Busco proporcionar para as crianças aquilo que eu gosto e dedico umas 6 horas
semanais de trabalho ao preparo das atividades. Preparo essas atividades durante
a tarde e a noite para o dia seguinte de preparo e gasto um tempo na pesquisa
mas é mais na elaboração do trabalho mesmo que eu gasto tempo.
Acho que a parte de artes não dá tanto trabalho assim, o que dá mais trabalho é
preparar, pensar no que fazer e fazer o projeto. Tenho uma participação com as
colegas de troca no pátio, gosto muito de conversar com as colegas o que fazer,
mas quando tem que trocar alguma idéia, falo mesmo é com os irmãos que
trabalham com pedagogia.
121
A sala de vídeo uso uma vez por semana, faz a parte das atividades de dança e
muitas vezes escuta musical. Vídeo também: compro vídeo e alugo para eles
verem, a escola não tem aparelho de som, então trago o meu de casa.
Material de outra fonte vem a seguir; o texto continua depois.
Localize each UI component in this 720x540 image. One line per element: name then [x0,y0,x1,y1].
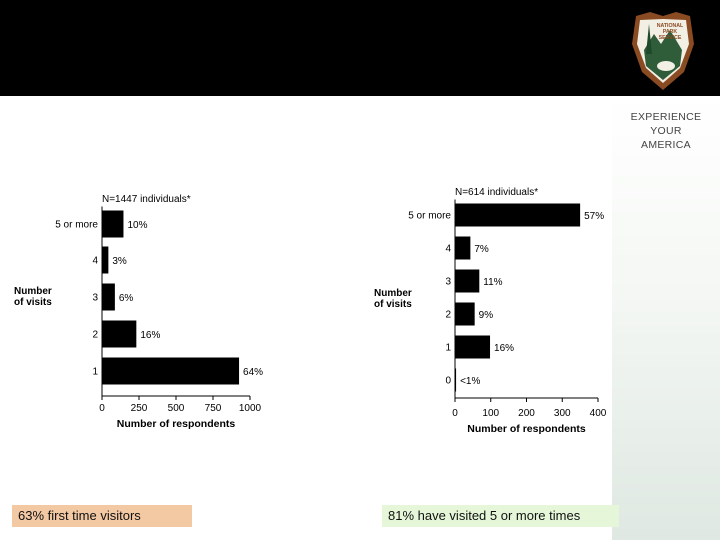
data-label: 7% [474,244,489,255]
category-label: 5 or more [408,211,451,222]
data-label: 16% [494,343,514,354]
category-label: 4 [92,256,98,267]
data-label: 3% [112,256,127,267]
data-label: <1% [460,376,480,387]
x-tick-label: 400 [590,408,607,419]
category-label: 3 [92,293,98,304]
category-label: 4 [445,244,451,255]
bar [455,335,491,359]
data-label: 64% [243,367,263,378]
bar [102,210,124,238]
x-tick-label: 1000 [239,403,262,414]
nps-arrowhead-icon: NATIONAL PARK SERVICE [632,12,694,90]
x-tick-label: 100 [482,408,499,419]
chart-title: N=1447 individuals* [102,194,191,205]
bar [455,302,475,326]
x-axis-label: Number of respondents [467,423,586,435]
x-tick-label: 500 [168,403,185,414]
data-label: 10% [127,220,147,231]
header-bar [0,0,720,96]
bar [455,368,457,392]
category-label: 1 [92,367,98,378]
data-label: 57% [584,211,604,222]
category-label: 3 [445,277,451,288]
x-tick-label: 0 [99,403,105,414]
x-tick-label: 750 [205,403,222,414]
bar [455,236,471,260]
data-label: 11% [483,277,502,288]
logo-line-3: SERVICE [659,35,682,41]
tagline-line-2: YOUR [650,125,682,137]
tagline: EXPERIENCE YOUR AMERICA [626,110,706,152]
caption-repeat-visitors: 81% have visited 5 or more times [382,505,619,527]
y-axis-label: of visits [14,297,52,308]
logo-line-1: NATIONAL [657,23,684,29]
tagline-line-1: EXPERIENCE [630,111,702,123]
bar [102,357,240,385]
bar [102,283,115,311]
x-tick-label: 200 [518,408,535,419]
data-label: 6% [119,293,134,304]
bar [455,269,480,293]
side-panel [612,96,720,540]
category-label: 0 [445,376,451,387]
bar [102,246,109,274]
data-label: 16% [140,330,160,341]
x-tick-label: 0 [452,408,458,419]
data-label: 9% [479,310,494,321]
x-axis-label: Number of respondents [117,418,236,430]
bar [455,203,581,227]
x-tick-label: 300 [554,408,571,419]
category-label: 2 [92,330,98,341]
y-axis-label: Number [374,288,412,299]
category-label: 2 [445,310,451,321]
y-axis-label: of visits [374,299,412,310]
category-label: 5 or more [55,220,98,231]
tagline-line-3: AMERICA [641,139,691,151]
category-label: 1 [445,343,451,354]
y-axis-label: Number [14,286,52,297]
x-tick-label: 250 [131,403,148,414]
caption-first-time-visitors: 63% first time visitors [12,505,192,527]
bar [102,320,137,348]
chart-title: N=614 individuals* [455,187,538,198]
logo-line-2: PARK [663,29,678,35]
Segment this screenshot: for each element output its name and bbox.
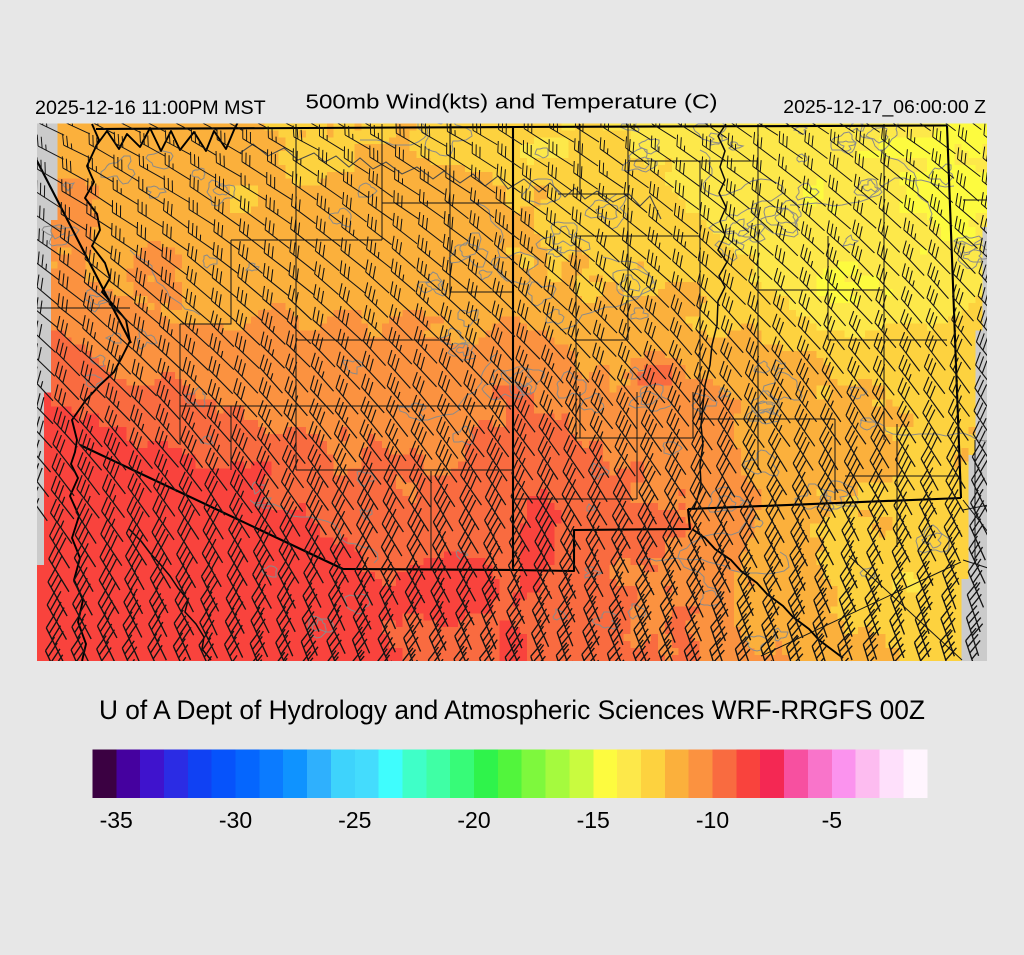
svg-text:-35: -35 — [100, 807, 133, 833]
svg-text:-20: -20 — [457, 807, 490, 833]
svg-text:2025-12-16 11:00PM MST: 2025-12-16 11:00PM MST — [35, 98, 266, 119]
svg-text:-5: -5 — [822, 807, 842, 833]
svg-text:-25: -25 — [338, 807, 371, 833]
svg-text:-30: -30 — [219, 807, 252, 833]
svg-text:-10: -10 — [696, 807, 729, 833]
svg-text:U of A Dept of Hydrology and A: U of A Dept of Hydrology and Atmospheric… — [99, 695, 925, 725]
svg-text:-15: -15 — [577, 807, 610, 833]
svg-text:500mb Wind(kts) and Temperatur: 500mb Wind(kts) and Temperature (C) — [306, 92, 718, 114]
svg-text:2025-12-17_06:00:00 Z: 2025-12-17_06:00:00 Z — [783, 96, 986, 118]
A escola
agora está fazendo uma rifa para tentar comprar um aparelho de som, a escola tem
televisão e o vídeo da creche que foi tudo de doação. Acho que a sala é pequena
para fazer atividades que precisam fazer movimento corporal, então uso a sala de
vídeo que é essa sala multiuso, onde eles podem; como não tem mobília, tem um
pouco mais de espaço, mas são 25 crianças; a sala é mais ou menos 4 por 4, é
quadrada, e divido com a professora do período da manhã. O material ocupa
alguma parte do espaço, e eu agrupo sempre as carteiras da mesma forma de
maneira que eles fiquem em duas colunas sentados e juntos, as meninas de um
lado, 6 meninas, e do outro lado o resto da turma. Todo ano eles insistem em
colocar vaga para 25 crianças, mas que ali é muito apertado para 25 e sempre
acabam ficando em torno de 20 crianças porque algumas desistem, mas o espaço
é restrito e as atividades fora podem ser feitas duas vezes por dia, usando
atividade dirigida no espaço de fora. Então faço o recreio duas vezes por dia, uma
parte é direcionada e a outra parte do recreio é livre. Então, eu ouço rádio desde
manhã, as notícias, sempre gosto de ouvir, mas música mesmo eu gosto de ouvir
meus CDs que eu compro na banca e gosto muito de música erudita... Novela eu
assisto pouco... Eu gosto de ver muito nas novelas a questão da moda, o que está
se usando o que está se fazendo ou observar como é que são as roupas, e os
cenários mas não presto muita atenção nas histórias... eu comento com o meu
marido que eu acho que eles subestimam muito a cabeça da gente, eles acham
que a gente é meio bobo, porque os enredos são tão ruins e procuram fazer a
gente comprar coisas e eu não gosto muito de assistir novela por causa disso...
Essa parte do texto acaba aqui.